The flight into exile ended a 15-year second stint in power for Hasina, who has ruled for 20 of the past 30 years as leader of the political movement inherited from her father, assassinated with most of his family in a 1975 coup.
Hasina had left the country for her own safety at the insistence of her family, her son Sajeeb Wazed Joy told the BBC World Service.
Hasina was “so disappointed that after all her hard work, for a minority to rise up against her,” Joy said.
She would not attempt to mount a political comeback, he said.
Earlier, army chief General Waker-Uz-Zaman announced Hasina’s resignation in a televised address and said an interim government would be formed.
He said he had held talks with leaders of major political parties - excluding Hasina’s long-ruling Awami League - and would soon meet President Mohammed Shahabuddin to discuss the way ahead.
“The country is going through a revolutionary period,” said Zaman, 58, who had taken over as army chief only on June 23.
“I promise you all, we will bring justice to all the murders and injustice.
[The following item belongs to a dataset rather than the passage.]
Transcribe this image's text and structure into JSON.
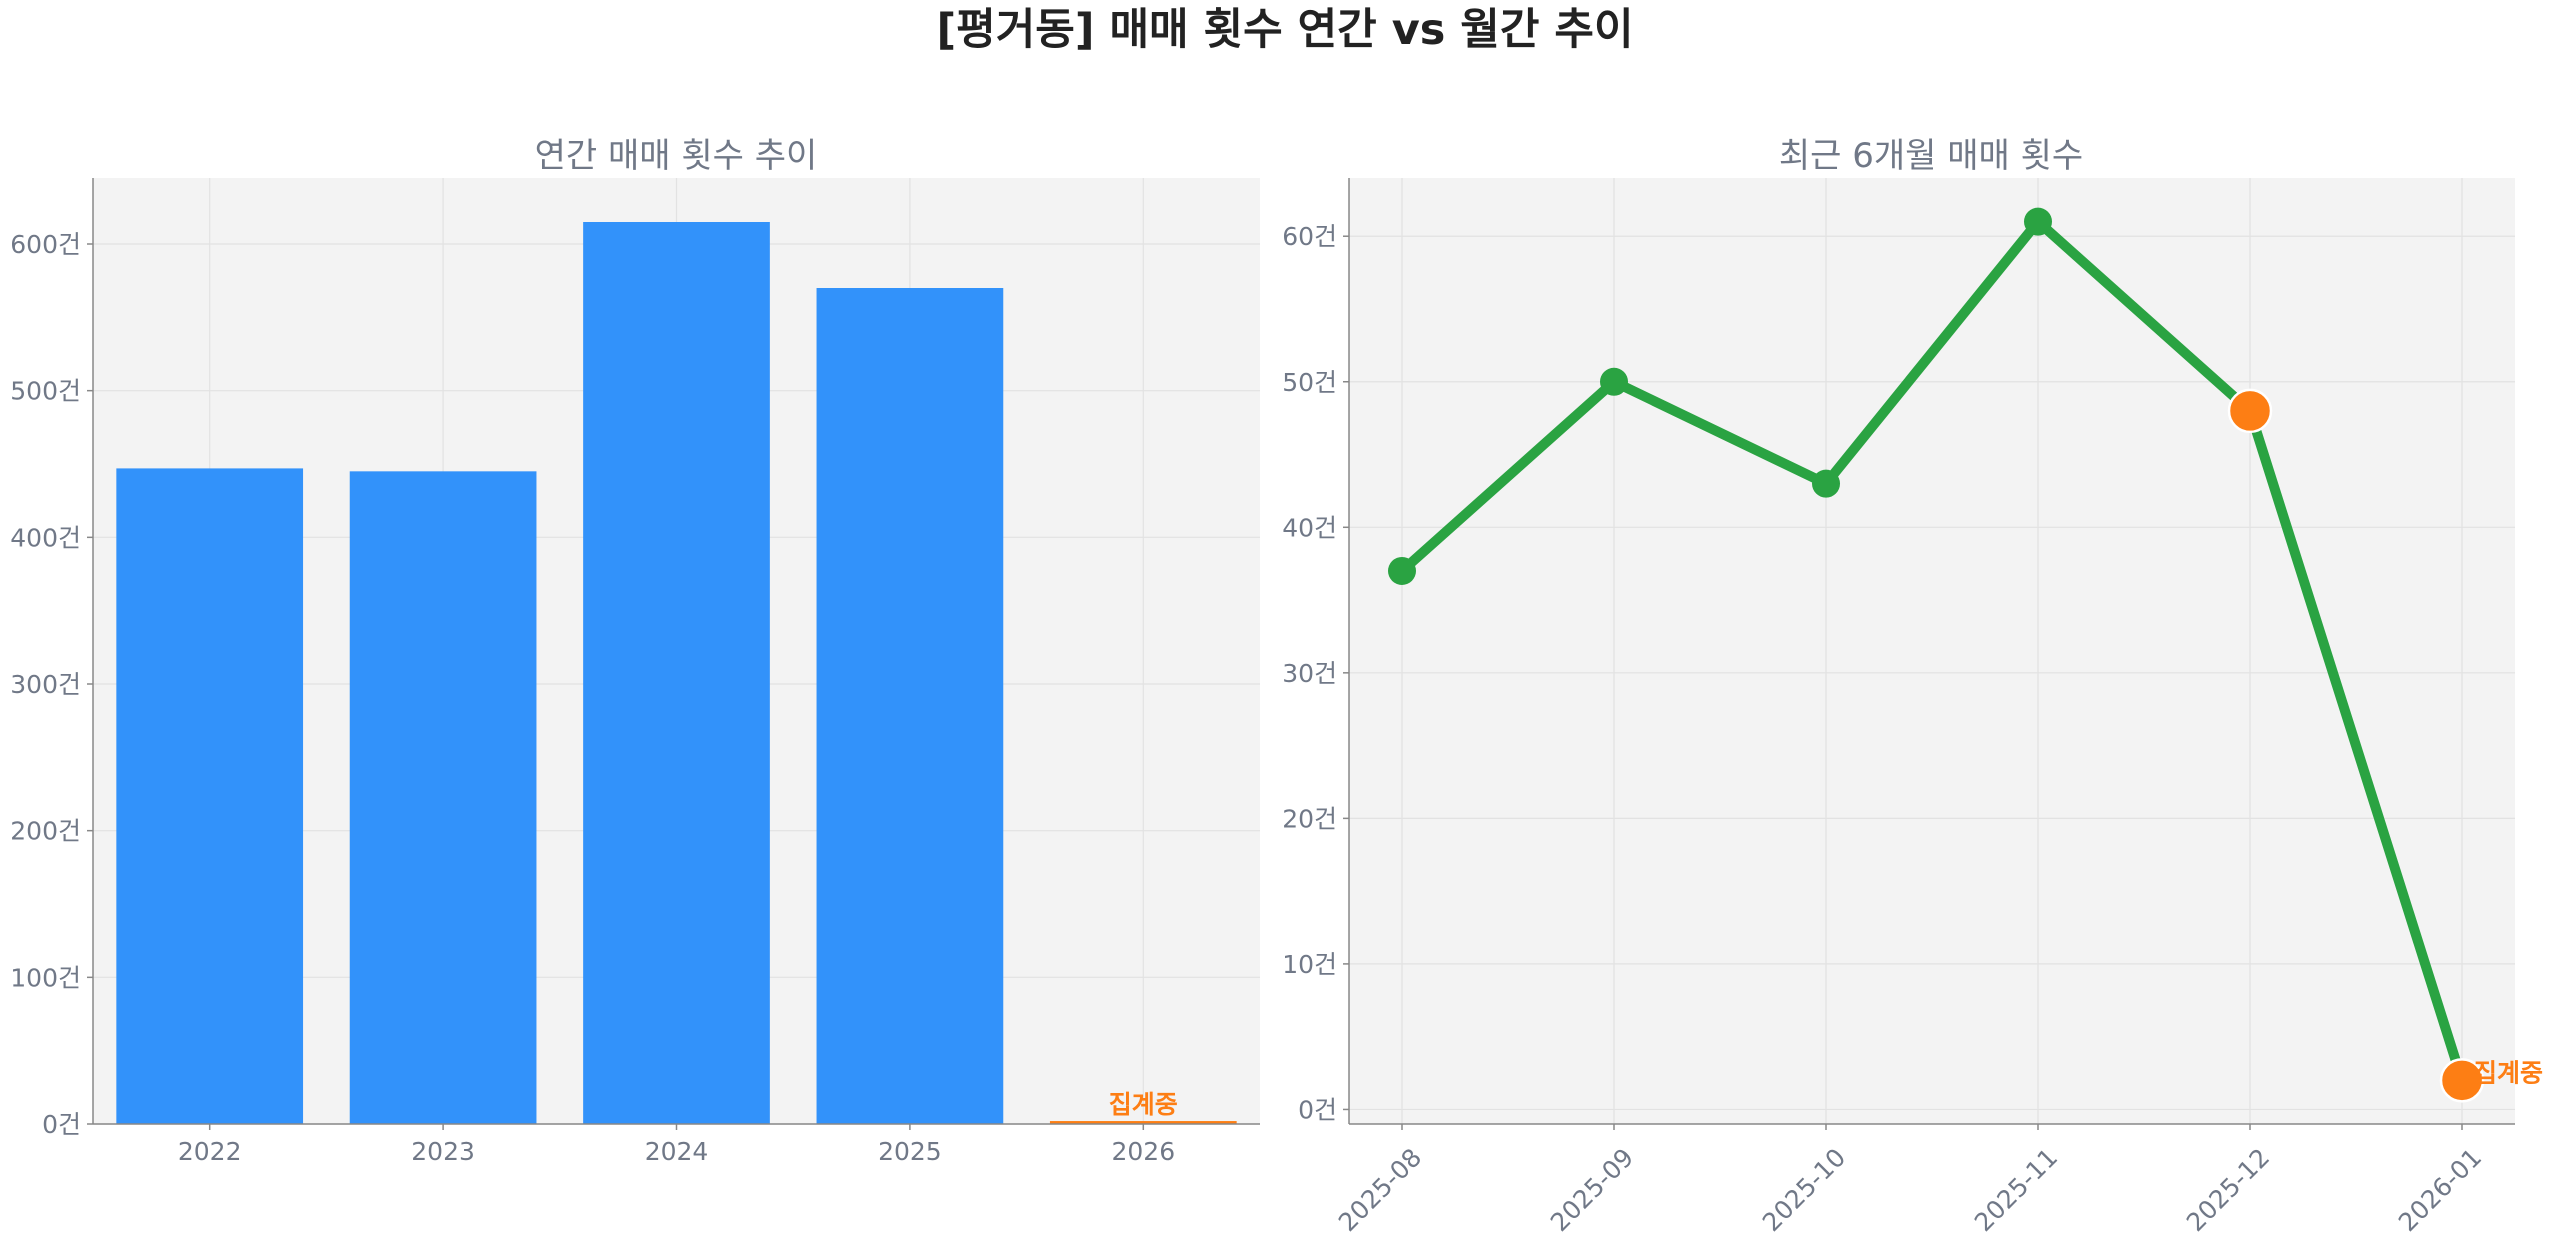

We request you to have faith in the army of the country,” he said.
“Please don’t go back to the path of violence and please return to non-violent and peaceful ways.”
India’s ANI news agency said Hasina, 76, landed at a military airfield near Delhi.
Reuters could not verify this but commercial tracking services showed a Bangladesh Air Force plane had left the country and flown west before disappearing from tracking near Delhi.
Citing sources, ANI reported that India’s National Security Adviser Ajit Doval and senior military officers met Hasina at the airfield and she was being moved to a safe location.
Bangladesh has been engulfed by violence since student protests last month against the quotas, which reserve some public sector jobs for veterans of the country’s 1971 war of independence from Pakistan - seen as favouring allies of the ruling party.
The protests escalated into a campaign demanding the overthrow of Hasina, and were met by a violent crackdown in which about 250 people have been killed and thousands injured.
The country - once one of the fastest-growing economies in world - has been plagued lately by slow economic growth, inflation and unemployment.
Hasina’s son Joy defended her record: “She has turned Bangladesh around. When she took over power, it was considered a failing state. It was a poor country. Until today it was considered one of the rising tigers of Asia.”
She had won a fourth straight term only in January this year in an election boycotted by the main opposition party, the Bangladesh Nationalist Party of her nemesis Begum Khaleda Zia.
Hasina had ruled since winning a decades-long power struggle with Zia in 2009.
The two women each inherited political movements from slain rulers - in Hasina’s case, from her father Mujib; in Zia’s case, from her husband Ziaur Rahman, who took power after Mujib’s death and was himself assassinated in 1981.
“Hasina’s resignation proves the power of the people,” said Tarique Rahman, the exiled eldest son of the two Zias who now serves as acting chairman of the oppposition party.
“Together, let’s rebuild Bangladesh into a democratic and developed nation, where the rights and freedoms of all people are protected,” he posted on X.
Student activists had called for a march to the capital Dhaka on Monday in defiance of a curfew to press Hasina to resign after clashes across the country on Sunday killed nearly 100 people.